従来のウイルス対策ソフトには引っかからず、なりすましのメールかどうかの判断を、受信者に任せていては、ヒューマンエラーも起きますし、そもそも見分けが困難であるため、対策としては不十分です。また、標的型攻撃メールは、数ヶ月から、長い場合は年単位をかけて、1つの標的に対して、手を変え品を変え攻撃を仕掛けてきます。送られてくるメールは全て無視するなどの手段をとればともかく、そうでもしない限り、全てのなりすましメールを受信者がさばききることは、ほぼ不可能です。最近は、対策ソフト等も進化しており、過去にあった標的攻撃型メールの手口には対応してきていますが、日々新しい攻撃手法が見つけられ、対策が追いついていないのが現状です。そのため、標的型攻撃メールの標的になった時点で、攻撃を受けることは避けようがないといわれることもあります。
上記のようなメールトラブルに対応するため、ウイルス対策ソフトとは別に、メールセキュリティソフトというものがあります。
誤送信防止の為のメールセキュリティソフトの中には、設定に応じて送信時に誤送信防止の確認画面を出す、暗号化やパスワードの設定を自動で行うなどの機能があるものもあります。メールを送る際、第三者の許可が必要なシステムや、特定の条件に該当するメールを上司やシステム管理者にも自動で送信するシステム、送信メールをサーバーに一時的に保存し、不正なメールであれば、それを追跡するシステムなどもあります。
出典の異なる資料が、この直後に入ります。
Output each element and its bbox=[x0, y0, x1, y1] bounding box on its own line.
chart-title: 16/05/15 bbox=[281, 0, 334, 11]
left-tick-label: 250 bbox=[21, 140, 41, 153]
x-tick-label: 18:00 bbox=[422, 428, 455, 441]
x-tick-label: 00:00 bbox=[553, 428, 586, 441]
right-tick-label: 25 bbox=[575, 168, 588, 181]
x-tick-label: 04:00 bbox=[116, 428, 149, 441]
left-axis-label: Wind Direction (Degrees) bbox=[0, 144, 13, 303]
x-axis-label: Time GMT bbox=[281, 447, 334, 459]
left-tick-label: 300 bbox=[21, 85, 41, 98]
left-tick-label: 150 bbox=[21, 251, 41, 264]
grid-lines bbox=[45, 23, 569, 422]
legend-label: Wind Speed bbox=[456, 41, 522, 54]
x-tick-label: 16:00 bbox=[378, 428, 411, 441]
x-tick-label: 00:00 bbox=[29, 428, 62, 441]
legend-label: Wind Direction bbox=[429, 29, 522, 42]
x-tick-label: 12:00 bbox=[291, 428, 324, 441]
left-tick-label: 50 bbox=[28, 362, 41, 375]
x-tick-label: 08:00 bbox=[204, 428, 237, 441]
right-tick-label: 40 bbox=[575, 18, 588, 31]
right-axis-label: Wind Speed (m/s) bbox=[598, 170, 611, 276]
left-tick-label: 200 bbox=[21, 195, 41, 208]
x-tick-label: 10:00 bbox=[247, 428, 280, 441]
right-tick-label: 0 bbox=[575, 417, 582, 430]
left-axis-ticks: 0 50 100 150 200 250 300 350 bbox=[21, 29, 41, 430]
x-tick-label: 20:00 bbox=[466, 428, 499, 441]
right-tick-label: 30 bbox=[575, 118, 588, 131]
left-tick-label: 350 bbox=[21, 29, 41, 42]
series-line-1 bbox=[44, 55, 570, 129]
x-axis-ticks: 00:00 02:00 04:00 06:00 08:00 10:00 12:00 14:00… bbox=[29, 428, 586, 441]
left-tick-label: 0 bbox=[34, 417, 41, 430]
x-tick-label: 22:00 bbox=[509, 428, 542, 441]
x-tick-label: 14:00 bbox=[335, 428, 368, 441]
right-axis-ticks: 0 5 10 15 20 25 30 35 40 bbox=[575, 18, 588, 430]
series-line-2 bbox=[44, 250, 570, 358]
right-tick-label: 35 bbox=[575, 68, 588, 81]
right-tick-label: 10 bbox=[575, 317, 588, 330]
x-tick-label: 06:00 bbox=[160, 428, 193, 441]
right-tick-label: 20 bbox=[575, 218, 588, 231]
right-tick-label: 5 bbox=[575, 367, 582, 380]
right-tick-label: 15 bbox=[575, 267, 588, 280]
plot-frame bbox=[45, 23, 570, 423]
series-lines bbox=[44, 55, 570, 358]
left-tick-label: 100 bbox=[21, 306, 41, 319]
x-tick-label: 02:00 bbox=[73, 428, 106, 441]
標的型攻撃のメールセキュリティソフトは、受信メールを過去のメールと照らし合わせ、受信メールに不審な点があった場合は、そのメールを隔離すると同時に不審点をリストアップ、その後受信するか否かを選択させることによって、ヒューマンエラーを減らしてくれるものがあります。また、管理者が訓練用に擬似の標的型攻撃メールを送り、その際の受信者の対応を集計し、受信者のメールセキュリティ意識を高める訓練を行うことの出来るシステムや、メールに記載されているURLや添付されているファイルを、あらかじめサンドボックスで開封し、安全を確かめるシステムなどもあります。
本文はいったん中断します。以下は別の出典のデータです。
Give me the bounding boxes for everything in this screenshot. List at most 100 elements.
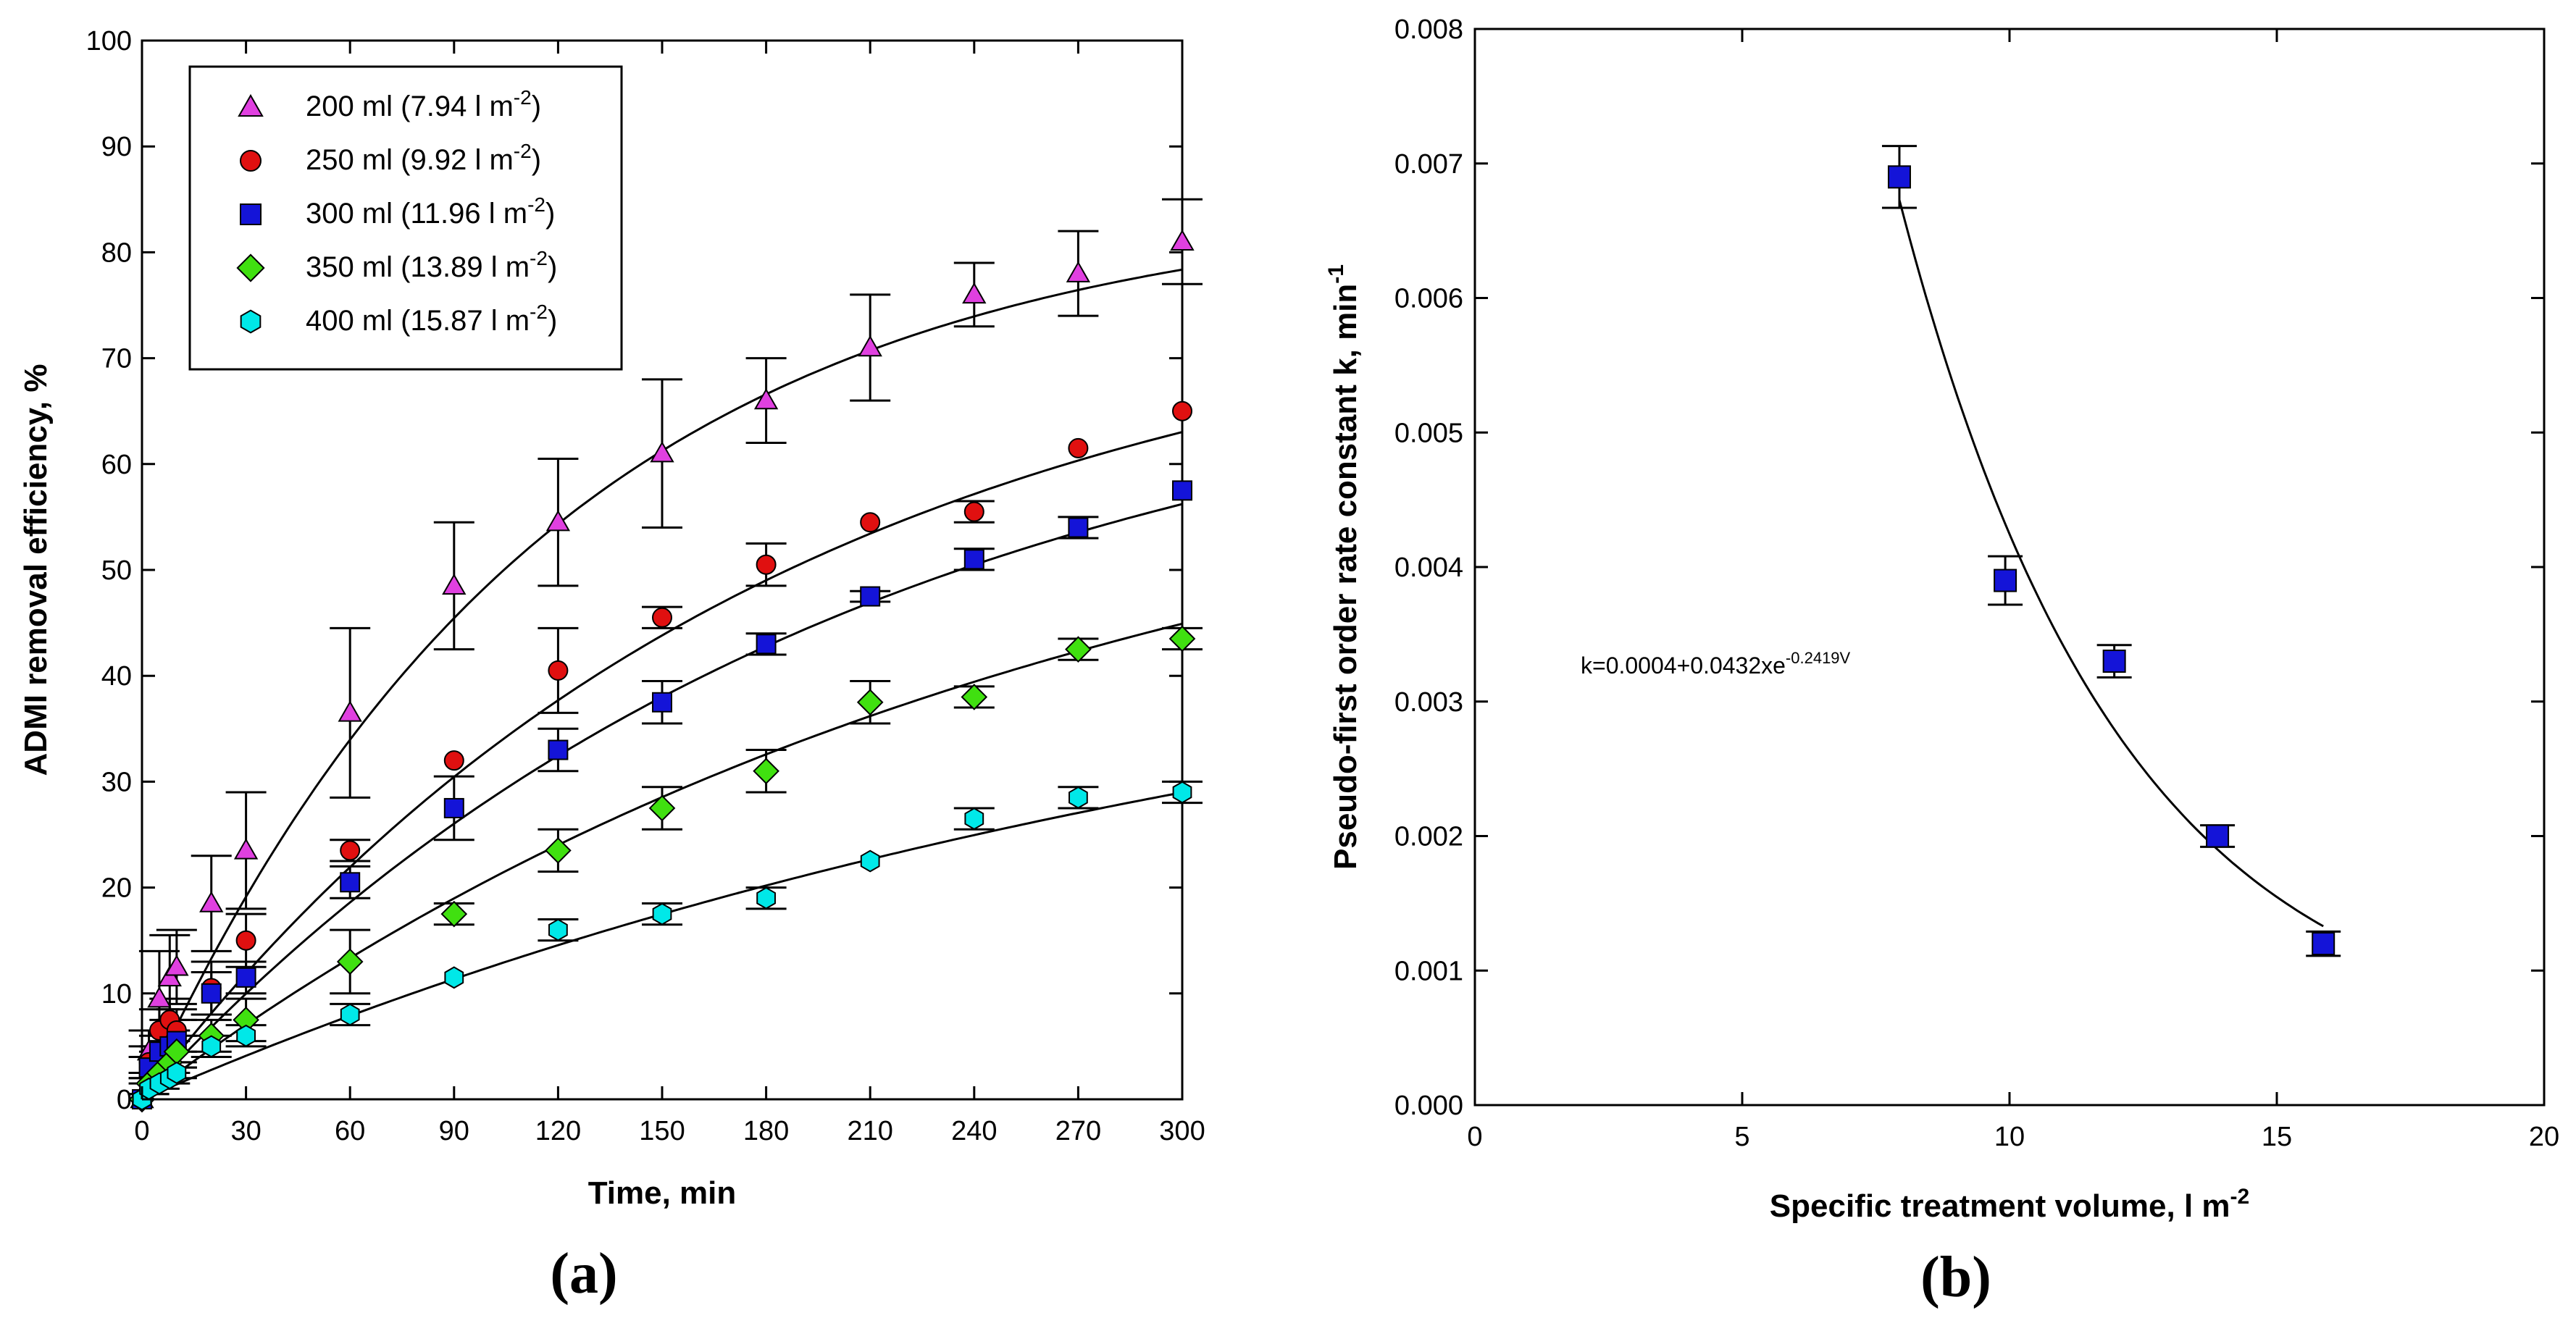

前述のように、執拗な標的型攻撃メールの攻撃から逃げ切るのは、ほぼ不可能であるという前提の下、攻撃をかわすための入り口の対策だけでなく、攻撃を受けた後の被害を最小限に抑えるための出口の対策もあります。例えば、攻撃された後の情報の流出を防いだり、攻撃を受けたマシンを踏み台にして他のマシンへ攻撃されるのを防ぐため、外部への通信を制限したり、操作ログを保存して不審な操作がないかを確認することが出口の対策になります。もし、情報が流出してしまったときも、いつ、どんな情報が、どこに、どれだけ流出したかを追跡することが出来れば、その後の対応がしやすくなるため、これも出口の対策と言えるでしょう。また、システム面の対策だけでなく、利用者に標的型攻撃メールの対策訓練を行ってくれるサービスもあります。